Klezmer für Schafe

Von Angelika Calmez · 09.10.2009
Hans Breuer ist Österreichs einziger Wanderschäfer. Den Winter verbringt er mit seiner Herde im milden Pöllautal in der Oststeiermark. Aber im Sommer führt er die Schafe hoch auf die Alm, wo sie würziges, gesundes Gras fressen. Diese Wanderung führt den Schäfer und seine zwölfhundert Tiere rund 200 Kilometer quer durch die Steiermark bis auf die Rantenalm in den Tauern. Es ist eine wochenlange, anstrengende Tour voller Entbehrungen für Mensch und Tier. Aber Hans Breuer ist auch das Kind von jüdisch-kommunistischen Intellektuellen aus der Hauptstadt Wien. Die Verfolgungsgeschichte seiner Eltern im Faschismus hat Hans Breuer stark geprägt. Heute zieht er nicht nur mit Schafen, sondern auch mit seinen jiddischen Liedern durch die Alpen.
Hans Breuer treffe ich auf einer kurvenreichen Landstraße in der westlichen Steiermark. Schon auf den ersten Blick ist klar, dass es sich bei diesem Viehhirten um keinen hiesigen Bauern handelt. Zwischen den weiß getünchten, aufgeräumten Bilderbuchhäuschen wirkt der Schäfer wie ein Exot. Auf seinem Kopf sitzt ein Filzhut, etwa in Form eines umgedrehten Suppentellers. Die wippende Krempe reicht bis über die Schultern hinaus und taucht die feinen Gesichtszüge in Schatten. Mit der Rechten umfasst der Schäfer einen faustdicken Holzstab, der ihn um einiges überragt. Sein grünes T-Shirt trägt die Aufschrift Villenlos - mit einem V geschrieben. Zwei hechelnde Hunde umdrängen ihn. Mit einiger Regelmäßigkeit wechselt Hans Breuer plötzlich zu einem unsichtbaren Gesprächspartner.

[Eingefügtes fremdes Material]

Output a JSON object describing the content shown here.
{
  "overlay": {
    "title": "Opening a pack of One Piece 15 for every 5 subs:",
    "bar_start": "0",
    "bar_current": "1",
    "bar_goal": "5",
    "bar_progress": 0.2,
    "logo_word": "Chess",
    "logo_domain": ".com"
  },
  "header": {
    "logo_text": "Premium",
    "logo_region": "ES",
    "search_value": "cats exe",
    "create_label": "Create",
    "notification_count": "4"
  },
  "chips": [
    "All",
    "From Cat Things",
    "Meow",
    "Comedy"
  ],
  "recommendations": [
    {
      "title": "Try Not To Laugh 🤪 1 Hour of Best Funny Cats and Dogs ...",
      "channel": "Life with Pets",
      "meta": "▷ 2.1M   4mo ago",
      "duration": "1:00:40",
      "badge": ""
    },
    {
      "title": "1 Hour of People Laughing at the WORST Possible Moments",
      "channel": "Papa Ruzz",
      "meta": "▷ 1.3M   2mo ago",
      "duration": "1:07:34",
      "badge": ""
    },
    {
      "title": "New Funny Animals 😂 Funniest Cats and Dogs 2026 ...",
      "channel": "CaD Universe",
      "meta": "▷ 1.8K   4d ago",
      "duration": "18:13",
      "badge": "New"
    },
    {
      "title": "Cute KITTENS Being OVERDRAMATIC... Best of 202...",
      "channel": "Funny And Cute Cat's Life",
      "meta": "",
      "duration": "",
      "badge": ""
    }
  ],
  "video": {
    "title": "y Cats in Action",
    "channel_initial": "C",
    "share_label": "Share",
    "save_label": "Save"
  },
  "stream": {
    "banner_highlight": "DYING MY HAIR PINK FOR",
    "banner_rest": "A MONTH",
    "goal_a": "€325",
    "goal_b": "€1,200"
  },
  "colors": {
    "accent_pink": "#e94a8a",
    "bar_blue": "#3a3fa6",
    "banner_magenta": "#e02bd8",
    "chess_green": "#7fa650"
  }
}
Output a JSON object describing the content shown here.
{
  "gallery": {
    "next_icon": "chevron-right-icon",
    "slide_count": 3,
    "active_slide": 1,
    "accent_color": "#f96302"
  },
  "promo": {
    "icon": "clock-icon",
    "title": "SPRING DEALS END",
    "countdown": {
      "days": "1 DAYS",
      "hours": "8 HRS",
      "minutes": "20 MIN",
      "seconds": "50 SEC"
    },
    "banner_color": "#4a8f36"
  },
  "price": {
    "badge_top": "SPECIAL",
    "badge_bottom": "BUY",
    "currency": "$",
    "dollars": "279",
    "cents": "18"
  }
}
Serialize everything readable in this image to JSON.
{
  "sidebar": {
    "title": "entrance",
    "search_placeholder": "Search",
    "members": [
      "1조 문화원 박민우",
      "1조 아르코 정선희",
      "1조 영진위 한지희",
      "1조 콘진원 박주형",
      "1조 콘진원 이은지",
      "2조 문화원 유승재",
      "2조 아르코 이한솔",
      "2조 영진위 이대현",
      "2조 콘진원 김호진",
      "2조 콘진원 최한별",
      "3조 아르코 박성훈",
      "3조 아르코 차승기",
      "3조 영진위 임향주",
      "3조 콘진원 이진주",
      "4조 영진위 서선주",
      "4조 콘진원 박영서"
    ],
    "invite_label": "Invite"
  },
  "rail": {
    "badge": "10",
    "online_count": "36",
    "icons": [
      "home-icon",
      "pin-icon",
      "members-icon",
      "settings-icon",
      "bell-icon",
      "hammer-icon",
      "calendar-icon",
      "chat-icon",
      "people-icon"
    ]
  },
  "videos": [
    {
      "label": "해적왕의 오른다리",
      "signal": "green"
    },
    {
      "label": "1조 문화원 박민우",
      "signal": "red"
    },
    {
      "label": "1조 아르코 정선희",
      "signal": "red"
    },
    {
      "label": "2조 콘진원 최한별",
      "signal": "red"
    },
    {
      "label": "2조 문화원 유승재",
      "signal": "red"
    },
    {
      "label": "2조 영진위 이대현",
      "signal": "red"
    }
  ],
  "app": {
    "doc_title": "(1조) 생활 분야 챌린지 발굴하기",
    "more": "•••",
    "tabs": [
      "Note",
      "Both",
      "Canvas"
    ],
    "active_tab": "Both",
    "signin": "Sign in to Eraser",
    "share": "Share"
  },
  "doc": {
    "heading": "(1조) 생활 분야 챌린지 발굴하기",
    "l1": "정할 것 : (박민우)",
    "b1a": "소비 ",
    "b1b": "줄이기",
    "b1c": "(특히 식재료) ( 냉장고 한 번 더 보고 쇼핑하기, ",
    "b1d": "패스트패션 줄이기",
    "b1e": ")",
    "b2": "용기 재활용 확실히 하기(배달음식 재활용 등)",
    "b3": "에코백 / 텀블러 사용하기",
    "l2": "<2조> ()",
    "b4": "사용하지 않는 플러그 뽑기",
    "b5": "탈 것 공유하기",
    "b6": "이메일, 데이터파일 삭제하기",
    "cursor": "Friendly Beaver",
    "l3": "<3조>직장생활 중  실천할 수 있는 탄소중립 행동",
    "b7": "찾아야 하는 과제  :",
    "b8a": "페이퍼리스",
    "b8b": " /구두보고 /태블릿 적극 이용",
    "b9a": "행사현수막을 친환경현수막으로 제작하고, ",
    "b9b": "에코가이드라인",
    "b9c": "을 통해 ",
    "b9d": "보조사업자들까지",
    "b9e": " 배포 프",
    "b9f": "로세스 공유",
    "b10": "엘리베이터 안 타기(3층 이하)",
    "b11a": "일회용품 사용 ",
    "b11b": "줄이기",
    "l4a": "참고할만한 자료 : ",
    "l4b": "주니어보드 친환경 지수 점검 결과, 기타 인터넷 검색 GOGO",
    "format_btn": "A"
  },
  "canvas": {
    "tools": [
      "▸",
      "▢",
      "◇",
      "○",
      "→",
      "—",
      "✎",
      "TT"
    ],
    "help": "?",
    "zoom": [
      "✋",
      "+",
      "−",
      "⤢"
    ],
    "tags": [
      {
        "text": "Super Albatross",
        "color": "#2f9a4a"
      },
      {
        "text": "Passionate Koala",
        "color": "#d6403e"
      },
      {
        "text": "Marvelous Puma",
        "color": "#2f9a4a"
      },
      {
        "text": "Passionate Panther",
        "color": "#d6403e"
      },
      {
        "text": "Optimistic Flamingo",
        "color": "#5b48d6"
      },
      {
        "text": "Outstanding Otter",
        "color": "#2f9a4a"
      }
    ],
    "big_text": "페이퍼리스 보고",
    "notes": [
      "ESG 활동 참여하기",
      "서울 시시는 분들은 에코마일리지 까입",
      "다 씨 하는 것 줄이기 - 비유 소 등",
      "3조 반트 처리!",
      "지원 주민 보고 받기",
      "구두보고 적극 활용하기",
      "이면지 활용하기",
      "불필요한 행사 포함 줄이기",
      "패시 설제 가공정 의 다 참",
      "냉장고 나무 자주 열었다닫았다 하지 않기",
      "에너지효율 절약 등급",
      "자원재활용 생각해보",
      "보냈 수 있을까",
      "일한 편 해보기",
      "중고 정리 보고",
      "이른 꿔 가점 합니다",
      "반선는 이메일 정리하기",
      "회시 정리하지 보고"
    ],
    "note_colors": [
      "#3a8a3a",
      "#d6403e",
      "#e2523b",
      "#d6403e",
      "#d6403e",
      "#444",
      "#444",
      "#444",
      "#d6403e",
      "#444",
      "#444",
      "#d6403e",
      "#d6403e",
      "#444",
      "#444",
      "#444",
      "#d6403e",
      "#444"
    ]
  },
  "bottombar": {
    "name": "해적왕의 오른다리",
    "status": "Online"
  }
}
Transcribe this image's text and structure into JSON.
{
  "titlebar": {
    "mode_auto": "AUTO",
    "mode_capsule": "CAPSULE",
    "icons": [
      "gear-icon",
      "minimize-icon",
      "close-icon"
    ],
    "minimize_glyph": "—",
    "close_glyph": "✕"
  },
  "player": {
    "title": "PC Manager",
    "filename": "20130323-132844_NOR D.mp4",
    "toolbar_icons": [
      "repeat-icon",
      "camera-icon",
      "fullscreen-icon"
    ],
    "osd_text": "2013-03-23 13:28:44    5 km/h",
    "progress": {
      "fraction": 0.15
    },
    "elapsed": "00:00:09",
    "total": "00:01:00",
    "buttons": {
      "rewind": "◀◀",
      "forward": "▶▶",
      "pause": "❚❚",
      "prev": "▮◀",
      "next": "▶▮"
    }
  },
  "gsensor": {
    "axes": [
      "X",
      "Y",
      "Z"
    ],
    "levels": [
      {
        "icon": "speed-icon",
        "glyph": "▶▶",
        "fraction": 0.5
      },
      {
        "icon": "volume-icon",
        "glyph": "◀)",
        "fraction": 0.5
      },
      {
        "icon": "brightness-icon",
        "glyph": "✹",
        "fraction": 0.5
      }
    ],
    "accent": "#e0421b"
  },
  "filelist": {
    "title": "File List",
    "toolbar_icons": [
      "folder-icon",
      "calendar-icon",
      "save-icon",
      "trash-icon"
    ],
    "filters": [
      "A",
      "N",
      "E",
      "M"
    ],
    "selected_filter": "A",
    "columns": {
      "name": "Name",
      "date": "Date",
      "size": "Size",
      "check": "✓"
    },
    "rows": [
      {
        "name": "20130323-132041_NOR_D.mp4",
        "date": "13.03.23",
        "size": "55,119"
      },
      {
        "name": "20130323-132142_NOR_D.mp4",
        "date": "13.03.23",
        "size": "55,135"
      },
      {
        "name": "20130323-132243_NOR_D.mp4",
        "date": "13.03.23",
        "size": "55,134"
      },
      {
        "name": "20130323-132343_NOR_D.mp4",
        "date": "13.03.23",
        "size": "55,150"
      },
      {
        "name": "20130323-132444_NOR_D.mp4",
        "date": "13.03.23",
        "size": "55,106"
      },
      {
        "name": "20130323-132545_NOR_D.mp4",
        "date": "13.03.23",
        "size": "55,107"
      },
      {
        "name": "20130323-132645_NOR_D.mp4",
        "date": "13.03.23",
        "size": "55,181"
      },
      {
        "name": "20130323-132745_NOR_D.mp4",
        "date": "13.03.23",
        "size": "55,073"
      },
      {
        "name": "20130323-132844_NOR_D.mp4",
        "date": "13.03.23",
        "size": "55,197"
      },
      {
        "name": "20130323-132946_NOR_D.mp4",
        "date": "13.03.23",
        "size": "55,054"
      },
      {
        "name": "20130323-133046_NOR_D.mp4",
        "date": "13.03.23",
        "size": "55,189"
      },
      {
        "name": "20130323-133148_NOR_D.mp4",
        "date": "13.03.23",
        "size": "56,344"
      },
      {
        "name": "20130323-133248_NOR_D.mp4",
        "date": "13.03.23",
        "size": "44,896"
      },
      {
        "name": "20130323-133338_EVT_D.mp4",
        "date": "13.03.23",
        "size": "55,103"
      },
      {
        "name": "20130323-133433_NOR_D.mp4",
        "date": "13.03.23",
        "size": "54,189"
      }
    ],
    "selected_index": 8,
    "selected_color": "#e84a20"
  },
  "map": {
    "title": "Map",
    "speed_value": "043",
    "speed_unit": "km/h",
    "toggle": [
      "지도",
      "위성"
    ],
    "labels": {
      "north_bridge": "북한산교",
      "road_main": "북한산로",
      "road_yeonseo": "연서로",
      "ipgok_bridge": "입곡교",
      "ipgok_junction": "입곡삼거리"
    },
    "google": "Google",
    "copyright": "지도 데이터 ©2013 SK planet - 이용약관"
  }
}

"Alles klar. Host schon dosts? Dusd noch dosts besorgn? Kommst dann mitm Bus. Weil dann dankn ma den gleich. Ok, bis gleich, tschau!"

Das gesamte Schäferteam ist mit Handy-Freisprechanlagen und -Flatrates ausgestattet. Denn Sichtkontakt besteht in der Regel nicht, Rufe würden die zwölfhundert Schafe nur unnötig wild machen. Die Schafe: ein wogender Teppich aus wollenen Rücken, der sich hinter dem Schäfer ausbreitet und die Straße auf Sichtweite komplett bedeckt. Weit hinten beschließt ein viel strapazierter, weißer Kleinbus die Herde im Schritttempo. Noch circa zwei Wochen Fußmarsch bis zur Sommeralm.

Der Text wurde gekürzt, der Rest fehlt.